O secretário do Meio Ambiente, Gerson da Silva, disse que pelo menos duas espécies exóticas, a Santa Bárbara e o Eucalipto, serão retiradas. ''O Bosque é um espaço para as árvores nativas, então pretendemos fazer o manejo de pelo menos essas duas espécies e substituí-las por outras. Hoje, o Bosque conta com uma boa área de preservação e queremos cuidar disso, fechar esse espaço e abri-lo apenas para estudiosos, estudantes que tenham interesse em conhecer e e pesquisar as plantas'', disse.
''As árvores exóticas são invasoras e acabam prejudicando o desenvolvimento das nativas. Hoje, além do Cedro, temos nativas da nossa região, como o Pau d'Alho, Canjarana, e nativas de outras regiões como o Pau-Brasil. Serão justamente as da nossa região que serão plantadas. Muitas delas acabaram sendo destruídas com o tempo por conta das exóticas'', disse o biólogo da Sema, Paulo Dolibaina. Segundo ele, o projeto prevê a redução do tamanho das calçadas, abrindo espaço para mais árvores.

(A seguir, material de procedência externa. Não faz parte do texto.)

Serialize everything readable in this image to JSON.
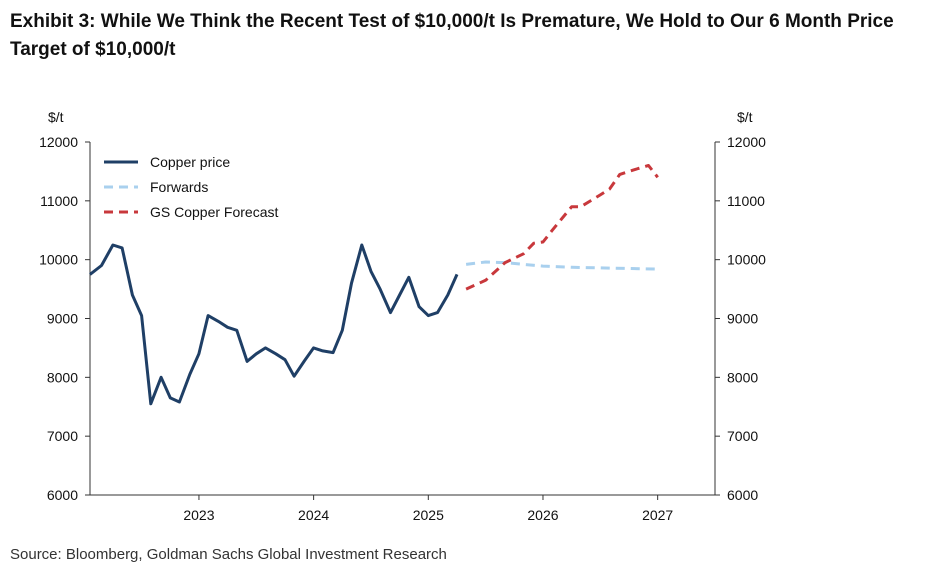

Mas a retirada das árvores pode gerar um debate intenso entre a sociedade e a prefeitura. O advogado e voluntário da ONG Meio Ambiente Equilibrado (MAE), Carlos Levy, lembrou que o secretário firmou um compromisso de apresentar todo tipo de projeto que discuta a retirada de árvores, antes de executá-lo. ''Já entramos em contato com ele para averiguar as questões do Bosque e ele nos garantiu que apresentará o projeto antes de retirar qualquer expécie. É de interesse de toda a população as questões ambientais e estamos acompanhando isso'', disse.
O projeto da Sema prevê ainda a revitalização do parque infantil e da quadra poliesportiva. Os banheiros foram demolidos em junho, porque haviam se transformado em mocós. Ainda segundo o secretário, os usuários do Bosque terão acesso livre pela Avenida Rio de Janeiro, já que as grades serão retiradas. ''Será um local aberto, desde o parquinho até o Zerinho (local de caminhada). As pessoas poderão circular mais tranquilamente e só a área das árvores permanecerá cercada''.